A positive demand shock may be caused by an autonomous increase in investment that causes an rightward shift in the AD curve. As we see in fig, to begin with, the economy is in the long-run equilibrium position at GDP level Yf (which is its potential GDP level) with the demand curve AD0 and long-run supply curve LRAS intersecting at point A. Thus, Yf is the full employment equilibrium level of GDP and P0 is the equilibrium price level.
Now, a positive demand shock raises AD0 curve to AD1. This curve intersecting the short-run supply curve SRAS0 at B that gives Y1 as the new equilibrium level of GDP since Y1 > Yf this opens up an inflationary gap due to which input prices, wages, etc., rise and causes leftward shift in the SRAS0 curve to SRAS1. The curve AD1 intersects SRAS1 as well as LRAS at C, which again establishes full employment equilibrium level at Yf (or potential GDP level), but price level goes up to P1.
A suitable monetary policy measure in this case, is to offset the positive demand shock (caused by increase in investment) by decrease in investment and reverting AD1 back to the position to AD0. This can be done by raising the interest rate and decrease in money supply. Increase in interest rate would reduce investment demand, lower investment expenditure, reduce aggregate expenditure and bring down aggregate demand. The AD1 curve will thus revert to its old position of AD0 thus eliminating inflationary gap and restoring Yf level of GDP.

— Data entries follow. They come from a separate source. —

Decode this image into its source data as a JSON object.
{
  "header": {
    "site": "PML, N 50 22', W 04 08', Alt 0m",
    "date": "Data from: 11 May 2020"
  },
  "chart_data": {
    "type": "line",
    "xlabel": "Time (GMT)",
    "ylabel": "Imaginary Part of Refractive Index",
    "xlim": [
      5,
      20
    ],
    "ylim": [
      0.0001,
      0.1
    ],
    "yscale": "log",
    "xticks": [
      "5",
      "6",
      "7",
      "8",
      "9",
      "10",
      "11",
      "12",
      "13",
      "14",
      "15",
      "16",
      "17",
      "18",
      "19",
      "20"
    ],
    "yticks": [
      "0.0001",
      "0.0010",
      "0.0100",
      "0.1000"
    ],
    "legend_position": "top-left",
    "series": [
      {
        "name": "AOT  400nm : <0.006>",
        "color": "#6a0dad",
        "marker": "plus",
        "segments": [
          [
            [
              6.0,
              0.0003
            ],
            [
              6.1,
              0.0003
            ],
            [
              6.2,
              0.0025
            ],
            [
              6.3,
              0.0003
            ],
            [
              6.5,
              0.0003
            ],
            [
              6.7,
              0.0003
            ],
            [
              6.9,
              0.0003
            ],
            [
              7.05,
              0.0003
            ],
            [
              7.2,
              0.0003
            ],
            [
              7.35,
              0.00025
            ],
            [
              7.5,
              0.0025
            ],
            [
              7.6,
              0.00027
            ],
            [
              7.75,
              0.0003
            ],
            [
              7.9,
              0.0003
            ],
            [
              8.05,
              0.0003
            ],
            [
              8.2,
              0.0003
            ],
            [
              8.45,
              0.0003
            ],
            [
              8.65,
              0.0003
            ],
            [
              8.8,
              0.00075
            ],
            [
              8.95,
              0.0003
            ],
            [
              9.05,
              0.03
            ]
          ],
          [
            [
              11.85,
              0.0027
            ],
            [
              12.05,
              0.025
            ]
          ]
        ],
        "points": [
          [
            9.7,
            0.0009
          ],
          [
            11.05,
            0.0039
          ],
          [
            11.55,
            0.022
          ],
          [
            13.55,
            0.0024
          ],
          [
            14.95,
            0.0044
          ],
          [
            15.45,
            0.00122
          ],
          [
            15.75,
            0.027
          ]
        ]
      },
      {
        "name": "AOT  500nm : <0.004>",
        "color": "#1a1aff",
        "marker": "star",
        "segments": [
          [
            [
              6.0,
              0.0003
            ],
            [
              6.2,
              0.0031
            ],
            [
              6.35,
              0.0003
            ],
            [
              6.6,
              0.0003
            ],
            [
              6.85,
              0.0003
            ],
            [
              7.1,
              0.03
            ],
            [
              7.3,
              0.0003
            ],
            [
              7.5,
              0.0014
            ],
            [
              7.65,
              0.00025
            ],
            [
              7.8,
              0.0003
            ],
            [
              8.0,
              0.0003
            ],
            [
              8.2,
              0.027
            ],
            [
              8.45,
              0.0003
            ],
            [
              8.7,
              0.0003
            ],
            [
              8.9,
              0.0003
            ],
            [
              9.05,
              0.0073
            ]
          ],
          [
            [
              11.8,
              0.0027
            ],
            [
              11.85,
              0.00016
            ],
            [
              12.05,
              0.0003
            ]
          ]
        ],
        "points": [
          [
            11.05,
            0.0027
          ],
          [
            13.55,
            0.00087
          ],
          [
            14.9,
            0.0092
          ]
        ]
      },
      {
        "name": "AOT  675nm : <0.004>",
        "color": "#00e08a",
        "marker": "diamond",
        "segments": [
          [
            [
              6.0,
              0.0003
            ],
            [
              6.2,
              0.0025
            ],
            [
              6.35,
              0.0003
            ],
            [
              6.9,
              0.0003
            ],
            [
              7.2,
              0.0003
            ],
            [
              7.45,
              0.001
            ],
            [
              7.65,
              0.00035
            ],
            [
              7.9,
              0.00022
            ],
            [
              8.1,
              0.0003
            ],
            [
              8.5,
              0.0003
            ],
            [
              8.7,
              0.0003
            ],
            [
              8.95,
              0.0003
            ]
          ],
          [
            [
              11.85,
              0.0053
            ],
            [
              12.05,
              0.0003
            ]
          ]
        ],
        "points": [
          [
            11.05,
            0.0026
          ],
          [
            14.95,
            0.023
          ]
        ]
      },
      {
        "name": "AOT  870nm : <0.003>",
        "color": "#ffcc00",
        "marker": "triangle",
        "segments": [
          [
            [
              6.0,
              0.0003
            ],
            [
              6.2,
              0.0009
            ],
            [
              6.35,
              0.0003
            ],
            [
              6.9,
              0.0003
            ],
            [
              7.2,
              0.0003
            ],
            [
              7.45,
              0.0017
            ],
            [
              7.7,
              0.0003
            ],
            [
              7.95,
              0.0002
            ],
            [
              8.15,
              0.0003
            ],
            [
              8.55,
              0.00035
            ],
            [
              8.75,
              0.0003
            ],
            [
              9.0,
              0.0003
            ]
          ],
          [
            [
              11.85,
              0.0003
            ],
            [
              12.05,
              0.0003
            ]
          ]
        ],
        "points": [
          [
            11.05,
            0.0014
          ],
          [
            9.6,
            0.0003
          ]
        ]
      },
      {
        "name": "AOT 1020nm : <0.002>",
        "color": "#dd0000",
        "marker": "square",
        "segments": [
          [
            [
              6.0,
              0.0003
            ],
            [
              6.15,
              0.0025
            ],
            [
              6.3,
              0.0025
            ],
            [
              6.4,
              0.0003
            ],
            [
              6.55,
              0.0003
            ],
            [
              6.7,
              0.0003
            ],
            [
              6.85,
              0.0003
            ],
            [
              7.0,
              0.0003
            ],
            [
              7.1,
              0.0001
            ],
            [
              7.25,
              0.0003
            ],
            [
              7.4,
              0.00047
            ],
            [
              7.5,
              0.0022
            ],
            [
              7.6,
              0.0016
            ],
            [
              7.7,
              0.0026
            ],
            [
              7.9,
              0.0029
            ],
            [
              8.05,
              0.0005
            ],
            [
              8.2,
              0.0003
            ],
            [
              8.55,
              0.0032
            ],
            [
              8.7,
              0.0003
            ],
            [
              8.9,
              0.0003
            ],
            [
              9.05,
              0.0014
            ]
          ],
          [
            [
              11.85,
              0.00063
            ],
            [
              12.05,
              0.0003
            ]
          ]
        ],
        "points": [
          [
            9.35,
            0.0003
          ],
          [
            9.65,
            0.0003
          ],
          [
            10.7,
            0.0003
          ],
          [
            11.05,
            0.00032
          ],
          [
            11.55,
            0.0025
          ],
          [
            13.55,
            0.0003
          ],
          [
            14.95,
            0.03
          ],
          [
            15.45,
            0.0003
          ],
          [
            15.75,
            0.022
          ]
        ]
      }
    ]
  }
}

The only danger is this policy prescription is that, it may sometimes take too long to implement policy measure such as raising the interest rate to the appropriate level. Thus, for example, if interest rate is raised only after a time lag when due to working of automatic stabilizers, the economy was already approaching any point between A and C on the LRAS curve (i.e., it was nearing the potential GDP level), then any reduction in investment due to increased interest rate will cause aggregate demand to fall and cause a downward shift in AD curve. This will reduce GDP level to below Yf and open up recessionary gap.